Binge-eating disorder involves overeating while feeling a loss of control (LOC). Emotions around LOC appear to vary; some patients fear LOC whereas others feel powerless or “resigned” to LOC. This study examined differences in psychopathology among treatment-seeking patients with binge-eating disorder categorized with fear of LOC, resignation to LOC, and no fear/resignation of LOC.
Doctoral research clinicians administered diagnostic and semistructured interviews to characterize psychopathology and establish a diagnosis of binge-eating disorder in participants (N = 382). The interview assessed fear of LOC in the past month. Further queries assessed whether, in the absence of fear of LOC, patients were resigned to LOC or had no fear/resignation.
Patients with fear of LOC and resigned to LOC endorsed significantly greater global eating-disorder psychopathology than patients with no fear/resignation. Patients with fear of LOC reported greater distress about binge eating and greater depression than those with no fear/resignation. Patients resigned to LOC reported significantly more frequent binge-eating episodes than those with fear of LOC and no fear/resignation. Black individuals and men were more likely to report no fear/resignation than other demographic groups.

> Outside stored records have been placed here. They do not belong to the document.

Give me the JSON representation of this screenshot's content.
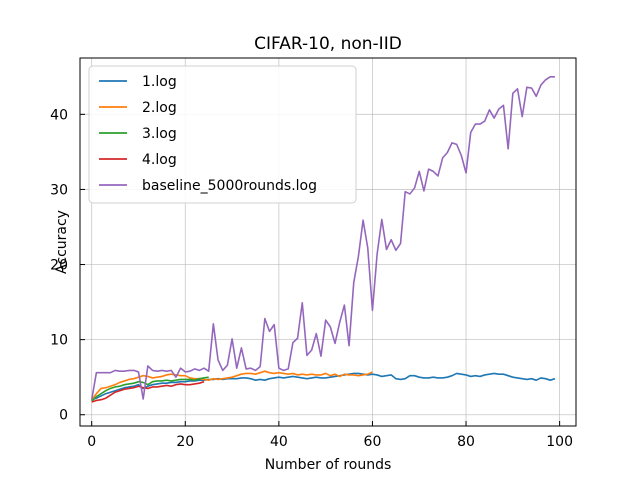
{
  "chart_data": {
    "type": "line",
    "title": "CIFAR-10, non-IID",
    "xlabel": "Number of rounds",
    "ylabel": "Accuracy",
    "xlim": [
      -2.5,
      103.5
    ],
    "ylim": [
      -1.5,
      47.5
    ],
    "xticks": [
      0,
      20,
      40,
      60,
      80,
      100
    ],
    "yticks": [
      0,
      10,
      20,
      30,
      40
    ],
    "grid": true,
    "legend_position": "top-left",
    "series": [
      {
        "name": "1.log",
        "color": "#1f77b4",
        "x": [
          0,
          1,
          2,
          3,
          4,
          5,
          6,
          7,
          8,
          9,
          10,
          11,
          12,
          13,
          14,
          15,
          16,
          17,
          18,
          19,
          20,
          21,
          22,
          23,
          24,
          25,
          26,
          27,
          28,
          29,
          30,
          31,
          32,
          33,
          34,
          35,
          36,
          37,
          38,
          39,
          40,
          41,
          42,
          43,
          44,
          45,
          46,
          47,
          48,
          49,
          50,
          51,
          52,
          53,
          54,
          55,
          56,
          57,
          58,
          59,
          60,
          61,
          62,
          63,
          64,
          65,
          66,
          67,
          68,
          69,
          70,
          71,
          72,
          73,
          74,
          75,
          76,
          77,
          78,
          79,
          80,
          81,
          82,
          83,
          84,
          85,
          86,
          87,
          88,
          89,
          90,
          91,
          92,
          93,
          94,
          95,
          96,
          97,
          98,
          99
        ],
        "y": [
          2.0,
          2.2,
          2.5,
          2.8,
          3.0,
          3.2,
          3.4,
          3.6,
          3.7,
          3.8,
          4.0,
          3.5,
          3.8,
          4.0,
          4.1,
          4.2,
          4.2,
          4.3,
          4.3,
          4.4,
          4.4,
          4.5,
          4.5,
          4.6,
          4.6,
          4.7,
          4.7,
          4.8,
          4.7,
          4.8,
          4.8,
          4.8,
          4.9,
          4.9,
          4.8,
          4.6,
          4.7,
          4.6,
          4.8,
          4.9,
          5.0,
          4.9,
          5.0,
          5.1,
          5.0,
          4.9,
          4.8,
          4.9,
          5.0,
          4.9,
          4.9,
          5.0,
          5.1,
          5.2,
          5.3,
          5.4,
          5.5,
          5.5,
          5.4,
          5.3,
          5.4,
          5.3,
          5.1,
          5.2,
          5.3,
          4.8,
          4.7,
          4.8,
          5.2,
          5.2,
          5.0,
          4.9,
          4.9,
          5.0,
          4.9,
          4.9,
          5.0,
          5.2,
          5.5,
          5.4,
          5.3,
          5.1,
          5.2,
          5.1,
          5.3,
          5.4,
          5.5,
          5.4,
          5.4,
          5.2,
          5.0,
          4.9,
          4.8,
          4.7,
          4.8,
          4.6,
          4.9,
          4.8,
          4.6,
          4.8
        ]
      },
      {
        "name": "2.log",
        "color": "#ff7f0e",
        "x": [
          0,
          1,
          2,
          3,
          4,
          5,
          6,
          7,
          8,
          9,
          10,
          11,
          12,
          13,
          14,
          15,
          16,
          17,
          18,
          19,
          20,
          21,
          22,
          23,
          24,
          25,
          26,
          27,
          28,
          29,
          30,
          31,
          32,
          33,
          34,
          35,
          36,
          37,
          38,
          39,
          40,
          41,
          42,
          43,
          44,
          45,
          46,
          47,
          48,
          49,
          50,
          51,
          52,
          53,
          54,
          55,
          56,
          57,
          58,
          59,
          60
        ],
        "y": [
          2.0,
          2.8,
          3.5,
          3.6,
          3.8,
          4.0,
          4.3,
          4.5,
          4.7,
          4.8,
          5.0,
          5.2,
          5.1,
          4.9,
          5.0,
          5.1,
          5.3,
          5.4,
          5.3,
          5.2,
          5.2,
          4.9,
          4.8,
          4.8,
          4.7,
          4.6,
          4.8,
          4.7,
          4.8,
          4.9,
          5.0,
          5.2,
          5.4,
          5.5,
          5.5,
          5.4,
          5.6,
          5.8,
          5.6,
          5.5,
          5.6,
          5.5,
          5.4,
          5.5,
          5.3,
          5.4,
          5.3,
          5.4,
          5.3,
          5.3,
          5.5,
          5.2,
          5.4,
          5.1,
          5.4,
          5.3,
          5.3,
          5.2,
          5.3,
          5.4,
          5.7
        ]
      },
      {
        "name": "3.log",
        "color": "#2ca02c",
        "x": [
          0,
          1,
          2,
          3,
          4,
          5,
          6,
          7,
          8,
          9,
          10,
          11,
          12,
          13,
          14,
          15,
          16,
          17,
          18,
          19,
          20,
          21,
          22,
          23,
          24,
          25
        ],
        "y": [
          1.8,
          2.4,
          2.8,
          3.2,
          3.5,
          3.7,
          3.8,
          4.0,
          4.1,
          4.2,
          4.4,
          4.3,
          4.0,
          4.4,
          4.5,
          4.5,
          4.6,
          4.5,
          4.6,
          4.7,
          4.7,
          4.7,
          4.6,
          4.8,
          4.9,
          5.0
        ]
      },
      {
        "name": "4.log",
        "color": "#d62728",
        "x": [
          0,
          1,
          2,
          3,
          4,
          5,
          6,
          7,
          8,
          9,
          10,
          11,
          12,
          13,
          14,
          15,
          16,
          17,
          18,
          19,
          20,
          21,
          22,
          23,
          24
        ],
        "y": [
          1.7,
          1.9,
          2.0,
          2.2,
          2.6,
          3.0,
          3.2,
          3.4,
          3.5,
          3.6,
          3.8,
          3.6,
          3.5,
          3.7,
          3.7,
          3.8,
          3.9,
          3.8,
          4.0,
          4.1,
          4.0,
          4.0,
          4.1,
          4.2,
          4.4
        ]
      },
      {
        "name": "baseline_5000rounds.log",
        "color": "#9467bd",
        "x": [
          0,
          1,
          2,
          3,
          4,
          5,
          6,
          7,
          8,
          9,
          10,
          11,
          12,
          13,
          14,
          15,
          16,
          17,
          18,
          19,
          20,
          21,
          22,
          23,
          24,
          25,
          26,
          27,
          28,
          29,
          30,
          31,
          32,
          33,
          34,
          35,
          36,
          37,
          38,
          39,
          40,
          41,
          42,
          43,
          44,
          45,
          46,
          47,
          48,
          49,
          50,
          51,
          52,
          53,
          54,
          55,
          56,
          57,
          58,
          59,
          60,
          61,
          62,
          63,
          64,
          65,
          66,
          67,
          68,
          69,
          70,
          71,
          72,
          73,
          74,
          75,
          76,
          77,
          78,
          79,
          80,
          81,
          82,
          83,
          84,
          85,
          86,
          87,
          88,
          89,
          90,
          91,
          92,
          93,
          94,
          95,
          96,
          97,
          98,
          99
        ],
        "y": [
          2.0,
          5.6,
          5.6,
          5.6,
          5.6,
          5.9,
          5.8,
          5.8,
          5.9,
          5.9,
          5.7,
          2.1,
          6.5,
          5.9,
          5.8,
          5.9,
          5.8,
          5.9,
          5.0,
          6.2,
          5.7,
          5.8,
          6.1,
          5.9,
          6.2,
          5.8,
          12.1,
          7.3,
          5.9,
          6.6,
          10.1,
          6.2,
          8.9,
          6.1,
          6.2,
          5.9,
          6.4,
          12.8,
          11.1,
          12.0,
          6.2,
          5.9,
          6.1,
          9.6,
          10.2,
          14.9,
          7.9,
          8.6,
          10.8,
          7.8,
          12.6,
          11.7,
          9.5,
          12.3,
          14.6,
          9.2,
          17.6,
          21.1,
          25.9,
          22.2,
          13.9,
          21.4,
          26.0,
          22.0,
          23.3,
          21.9,
          22.8,
          29.7,
          29.4,
          30.2,
          32.4,
          29.8,
          32.7,
          32.4,
          31.8,
          34.2,
          34.9,
          36.2,
          36.0,
          34.5,
          32.2,
          37.6,
          38.7,
          38.7,
          39.1,
          40.6,
          39.5,
          40.7,
          41.2,
          35.4,
          42.8,
          43.4,
          39.7,
          43.6,
          43.5,
          42.4,
          43.9,
          44.6,
          45.0,
          45.0
        ]
      }
    ]
  }
}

This study describes a novel clinical aspect of binge-eating disorder: resignation to LOC. Findings highlight the importance of including anticipatory cognitive-affective experiences in treatment formulations and planning. Future research should examine co-occurrence of these experiences and their association with impairment. Future research should also examine how fear of LOC and resignation to LOC change during treatment and whether they predict or moderate treatment outcomes.
Adults with binge-eating disorder have anticipatory cognitive-affective experiences about loss of control (LOC) over eating (i.e., fear of LOC, resigned to LOC, no fear nor resignation of LOC). Individuals who experience fear of LOC and those who are resigned to LOC had more severe psychopathology than those without fear/resignation. Binge-eating disorder has the highest prevalence of the eating disorders; thus, findings have high public significance in guiding clinicians’ treatment planning.